The strength of many of the modern day black metal bands defintely lies in their
ability to succesully integrate agressive fast-paced black metal attack with a
plethora of keyboard orchestrations interlaced with a swarm of complex musical
structures. Musically proficient and technically skilled, Nokturnal Mortum have
probably come as close to actually interbreeding Bal-Sagoth like grandiose walls
of orchestrated madness and Emperor's hyperspeed black metal art. The added plus
here is the band's great ear for the folk melodies of their homeland Ukraine.
Even though at times one can observe that the guitars need to be more upfront
especially when the keyboard sound basically drowns out everything else, I'd
still rather ignore it for now due to the lack of production experience (it's
very understandable given that they have recorded in their hometown of Kharkov -
they are yet to grow their own Pytten over there)

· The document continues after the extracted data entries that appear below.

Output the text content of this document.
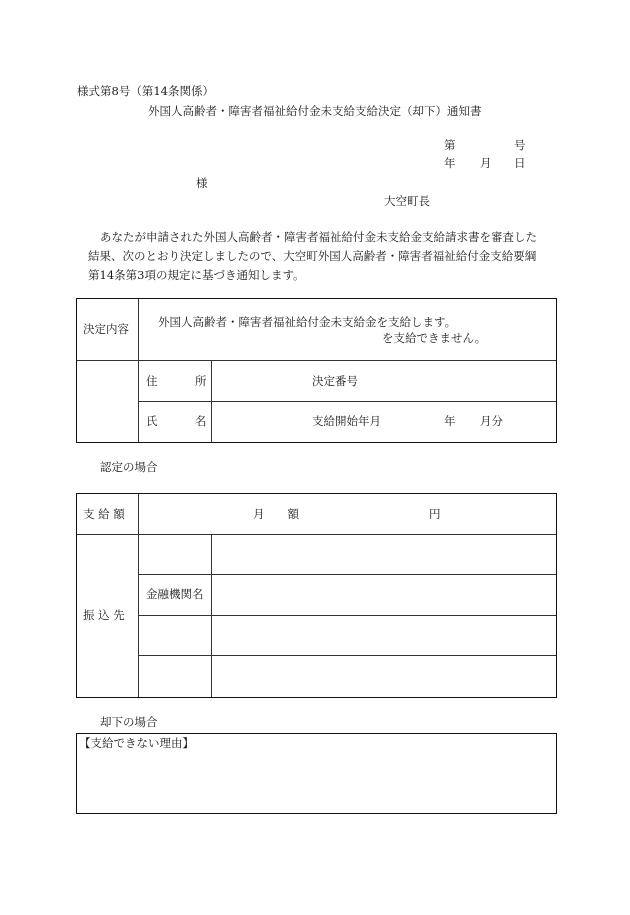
様式第8号（第14条関係）
外国人高齢者・障害者福祉給付金未支給支給決定（却下）通知書
第	号
年 月 日
様
大空町長
あなたが申請された外国人高齢者・障害者福祉給付金未支給金支給請求書を審査した
結果、次のとおり決定しましたので、大空町外国人高齢者・障害者福祉給付金支給要綱
第14条第3項の規定に基づき通知します。
決定内容	外国人高齢者・障害者福祉給付金未支給金を支給します。
を支給できません。
住	所	決定番号
氏	名	支給開始年月	年 月分
認定の場合
支 給 額	月　　額	円
振 込 先
金融機関名
却下の場合
【支給できない理由】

Coming off as a bit too artsy at times, Nokturnal Mortum still manage to
convincingly pull it off with every song on the record. Most of them run for
over 6 minutes but you don't feel like any given song drags or anything of that
sort. Nicely arranged and put together, the material has a strong Southern
European flavor to it that allows them to successfully portray the mysticism and
an enigmatic darkness that oozes from that region. By the same token, the early
Rotting Christ recordings were just as perfect in portraying the feelings of
actually embracing the ancient past. Maybe with a slightly rawer production,
Goat Horns would be a perfect ode to the pagan kingdom of Veles. But still,
songs like "Unholy Oraphania" are nothing short of amazing - I admit to
listening to the majority of the album at least 20 times.
According to the label's website, the band has already recorded their new album
called "To The Gates of Blasphemous Fire". Taking in consideration the band's
ability to create quite an ambience with their truly unique brand of folkish
black metal, we can expect quite an epic release next time around. In the
meantime, also check out such Russian bands as With Night Came The Wind. There
is quite a scene developing outside of the Western hemisphere.